The advantages Miller has against every other player out there, never mind the immense superiority to Albany are the very reason that a massive resource is not required at the onset of a rolling resource/production model.

Everything that has taken place during the characterization phase of Miller graphite has proven that Miller graphite will command the highest tier prices in the range accounting for any and all applications price decks.

1,500 tonnes @ a median of $13,000 provides a whole lot of revenue ............ there is no question and the eventual pricing may actually be quite a bit higher if Nuclear in fact accounts for 100% take up.

The question on costs is a good one ............... you must recall that Hykawy touched on thermal costs in an article he wrote quite awhile back.

Anybody who reviews that article can see the margins for Miller would be very high with Thermal costed in according to Hykawy's overview.

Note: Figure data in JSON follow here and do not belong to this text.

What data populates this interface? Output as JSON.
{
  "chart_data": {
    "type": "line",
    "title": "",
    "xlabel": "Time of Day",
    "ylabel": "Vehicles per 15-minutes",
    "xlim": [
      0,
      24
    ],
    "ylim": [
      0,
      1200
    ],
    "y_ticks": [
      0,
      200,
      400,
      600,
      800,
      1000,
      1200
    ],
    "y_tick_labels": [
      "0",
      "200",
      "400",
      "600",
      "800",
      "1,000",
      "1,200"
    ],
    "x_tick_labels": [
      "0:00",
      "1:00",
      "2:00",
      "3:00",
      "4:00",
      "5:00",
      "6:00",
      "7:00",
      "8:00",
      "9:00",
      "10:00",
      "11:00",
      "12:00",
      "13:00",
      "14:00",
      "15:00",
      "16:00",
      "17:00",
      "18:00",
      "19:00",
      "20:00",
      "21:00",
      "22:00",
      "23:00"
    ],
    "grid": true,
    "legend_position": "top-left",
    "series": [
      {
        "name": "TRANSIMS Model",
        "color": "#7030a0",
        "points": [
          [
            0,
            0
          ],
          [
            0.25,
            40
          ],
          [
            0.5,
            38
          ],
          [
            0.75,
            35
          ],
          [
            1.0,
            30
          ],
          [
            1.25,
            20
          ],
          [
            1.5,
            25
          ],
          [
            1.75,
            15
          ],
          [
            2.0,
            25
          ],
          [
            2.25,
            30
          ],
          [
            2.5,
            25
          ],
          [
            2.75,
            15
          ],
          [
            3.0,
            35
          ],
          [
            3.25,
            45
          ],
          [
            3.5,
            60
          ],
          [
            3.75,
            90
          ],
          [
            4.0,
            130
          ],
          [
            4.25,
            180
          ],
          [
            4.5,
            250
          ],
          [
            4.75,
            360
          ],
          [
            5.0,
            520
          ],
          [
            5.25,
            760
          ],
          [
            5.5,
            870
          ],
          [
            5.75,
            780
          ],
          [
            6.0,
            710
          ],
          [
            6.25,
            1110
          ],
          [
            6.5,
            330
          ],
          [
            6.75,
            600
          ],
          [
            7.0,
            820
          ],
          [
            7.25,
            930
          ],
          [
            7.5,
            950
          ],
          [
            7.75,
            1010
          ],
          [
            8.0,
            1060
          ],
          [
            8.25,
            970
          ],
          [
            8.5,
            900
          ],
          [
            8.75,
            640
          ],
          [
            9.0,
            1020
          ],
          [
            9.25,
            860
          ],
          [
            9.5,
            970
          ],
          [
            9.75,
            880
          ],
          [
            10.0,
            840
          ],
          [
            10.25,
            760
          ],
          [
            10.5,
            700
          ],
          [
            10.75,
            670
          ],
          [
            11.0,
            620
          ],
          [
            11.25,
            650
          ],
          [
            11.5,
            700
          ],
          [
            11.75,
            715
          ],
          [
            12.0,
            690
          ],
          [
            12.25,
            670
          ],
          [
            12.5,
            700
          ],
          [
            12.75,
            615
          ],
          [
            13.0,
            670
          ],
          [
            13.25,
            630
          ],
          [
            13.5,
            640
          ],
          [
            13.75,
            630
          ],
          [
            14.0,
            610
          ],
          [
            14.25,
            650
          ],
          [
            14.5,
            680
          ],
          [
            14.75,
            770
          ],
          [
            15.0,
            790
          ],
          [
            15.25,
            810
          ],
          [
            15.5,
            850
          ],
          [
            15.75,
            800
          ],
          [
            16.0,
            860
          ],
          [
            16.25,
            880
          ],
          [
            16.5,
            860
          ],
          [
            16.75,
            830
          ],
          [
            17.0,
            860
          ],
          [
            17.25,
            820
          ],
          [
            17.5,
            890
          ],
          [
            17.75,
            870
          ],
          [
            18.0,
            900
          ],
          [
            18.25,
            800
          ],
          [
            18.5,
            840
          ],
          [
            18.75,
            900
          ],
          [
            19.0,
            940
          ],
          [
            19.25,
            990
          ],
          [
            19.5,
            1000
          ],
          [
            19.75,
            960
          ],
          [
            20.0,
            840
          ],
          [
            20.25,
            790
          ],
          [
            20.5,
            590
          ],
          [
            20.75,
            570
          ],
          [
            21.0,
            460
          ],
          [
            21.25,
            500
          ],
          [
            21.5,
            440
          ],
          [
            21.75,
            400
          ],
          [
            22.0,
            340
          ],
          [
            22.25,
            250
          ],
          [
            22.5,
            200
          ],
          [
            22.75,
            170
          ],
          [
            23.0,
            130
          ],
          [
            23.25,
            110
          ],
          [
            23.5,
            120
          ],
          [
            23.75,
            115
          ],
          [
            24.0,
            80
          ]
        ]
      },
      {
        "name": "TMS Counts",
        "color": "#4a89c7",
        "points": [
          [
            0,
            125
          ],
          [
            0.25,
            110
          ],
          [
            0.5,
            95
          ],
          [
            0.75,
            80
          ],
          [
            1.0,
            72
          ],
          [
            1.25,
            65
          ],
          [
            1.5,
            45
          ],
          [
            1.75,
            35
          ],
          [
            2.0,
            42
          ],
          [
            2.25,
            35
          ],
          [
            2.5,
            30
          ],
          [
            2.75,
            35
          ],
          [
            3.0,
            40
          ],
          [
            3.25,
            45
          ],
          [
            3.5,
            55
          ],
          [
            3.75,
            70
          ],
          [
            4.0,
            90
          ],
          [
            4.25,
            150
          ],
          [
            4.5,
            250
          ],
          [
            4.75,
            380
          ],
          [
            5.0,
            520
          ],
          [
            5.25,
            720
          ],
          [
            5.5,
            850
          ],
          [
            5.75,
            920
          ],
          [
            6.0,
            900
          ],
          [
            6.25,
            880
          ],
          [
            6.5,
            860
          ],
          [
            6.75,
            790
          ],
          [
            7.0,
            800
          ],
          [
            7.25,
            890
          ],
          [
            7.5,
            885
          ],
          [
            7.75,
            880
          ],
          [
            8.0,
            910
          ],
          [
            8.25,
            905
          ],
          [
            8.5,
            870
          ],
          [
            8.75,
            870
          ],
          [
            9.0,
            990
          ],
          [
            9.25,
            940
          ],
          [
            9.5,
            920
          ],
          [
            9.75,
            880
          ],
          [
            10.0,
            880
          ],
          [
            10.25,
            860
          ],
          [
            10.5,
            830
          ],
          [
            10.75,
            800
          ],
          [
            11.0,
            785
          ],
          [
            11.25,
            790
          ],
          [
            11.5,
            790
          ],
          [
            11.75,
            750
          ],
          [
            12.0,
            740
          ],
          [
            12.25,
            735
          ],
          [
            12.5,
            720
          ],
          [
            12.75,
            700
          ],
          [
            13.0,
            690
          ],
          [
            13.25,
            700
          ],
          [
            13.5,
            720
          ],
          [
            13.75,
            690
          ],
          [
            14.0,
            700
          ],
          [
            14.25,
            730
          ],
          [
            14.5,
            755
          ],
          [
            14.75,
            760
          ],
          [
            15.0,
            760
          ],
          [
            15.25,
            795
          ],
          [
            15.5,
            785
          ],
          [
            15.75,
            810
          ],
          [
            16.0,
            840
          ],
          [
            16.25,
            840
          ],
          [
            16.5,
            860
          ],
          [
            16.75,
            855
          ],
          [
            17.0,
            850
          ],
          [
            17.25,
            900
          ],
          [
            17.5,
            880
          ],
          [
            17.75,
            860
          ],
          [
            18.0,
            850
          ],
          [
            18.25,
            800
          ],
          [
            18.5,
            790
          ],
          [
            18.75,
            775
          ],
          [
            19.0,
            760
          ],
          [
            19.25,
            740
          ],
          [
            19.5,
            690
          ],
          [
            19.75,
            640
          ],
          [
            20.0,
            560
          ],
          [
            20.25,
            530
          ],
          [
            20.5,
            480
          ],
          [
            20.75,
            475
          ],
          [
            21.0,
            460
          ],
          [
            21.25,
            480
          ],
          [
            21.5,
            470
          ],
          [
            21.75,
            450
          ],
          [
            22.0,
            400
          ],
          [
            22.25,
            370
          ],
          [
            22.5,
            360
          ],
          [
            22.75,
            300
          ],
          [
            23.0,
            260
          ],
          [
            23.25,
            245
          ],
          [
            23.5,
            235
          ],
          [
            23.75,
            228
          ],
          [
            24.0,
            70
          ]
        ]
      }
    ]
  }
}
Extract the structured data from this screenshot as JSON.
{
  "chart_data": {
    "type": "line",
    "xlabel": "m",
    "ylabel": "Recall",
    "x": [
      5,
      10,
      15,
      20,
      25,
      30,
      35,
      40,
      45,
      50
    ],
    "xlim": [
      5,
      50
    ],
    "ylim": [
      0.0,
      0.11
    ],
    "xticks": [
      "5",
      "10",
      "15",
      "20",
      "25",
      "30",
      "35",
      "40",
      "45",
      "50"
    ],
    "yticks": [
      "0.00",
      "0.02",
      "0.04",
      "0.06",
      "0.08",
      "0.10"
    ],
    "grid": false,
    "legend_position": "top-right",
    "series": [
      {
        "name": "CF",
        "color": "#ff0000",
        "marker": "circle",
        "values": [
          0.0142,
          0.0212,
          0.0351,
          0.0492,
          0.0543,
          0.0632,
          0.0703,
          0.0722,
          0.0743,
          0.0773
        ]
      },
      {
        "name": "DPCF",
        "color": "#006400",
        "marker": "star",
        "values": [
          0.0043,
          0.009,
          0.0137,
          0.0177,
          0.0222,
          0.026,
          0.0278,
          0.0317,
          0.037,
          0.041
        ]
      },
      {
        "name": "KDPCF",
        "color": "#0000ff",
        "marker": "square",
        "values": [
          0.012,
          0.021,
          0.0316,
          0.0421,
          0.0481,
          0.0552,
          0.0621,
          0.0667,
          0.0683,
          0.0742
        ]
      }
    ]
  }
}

Is it going to be hundreds of million of profits per annum? No but nobody invested in CCB is making those kind of outrageous suggestions like the Zennanite familia has made about Albany.

The profits will be extremely solid on graphite metrics alone and when you add the marble into the mix it gets even better. A producer is all about the numbers and something chewing through a whole lot more tonnage yet having very poor margins isn't a better operation than one that has low tonnage throughput with very healthy margins. In fact, the latter always comes out ahead even if bottom-lines are similar as the larger operations are obviously coupled with higher maintenance costs among so many other factors in operating expense.

Payback will come very quickly for Miller. A modular design could be expanded very quickly and cost effectively as future resource buildout dictates expansion.

It's common sense ............... no mine engineering background necessary to size up a CCB (Miller) investment.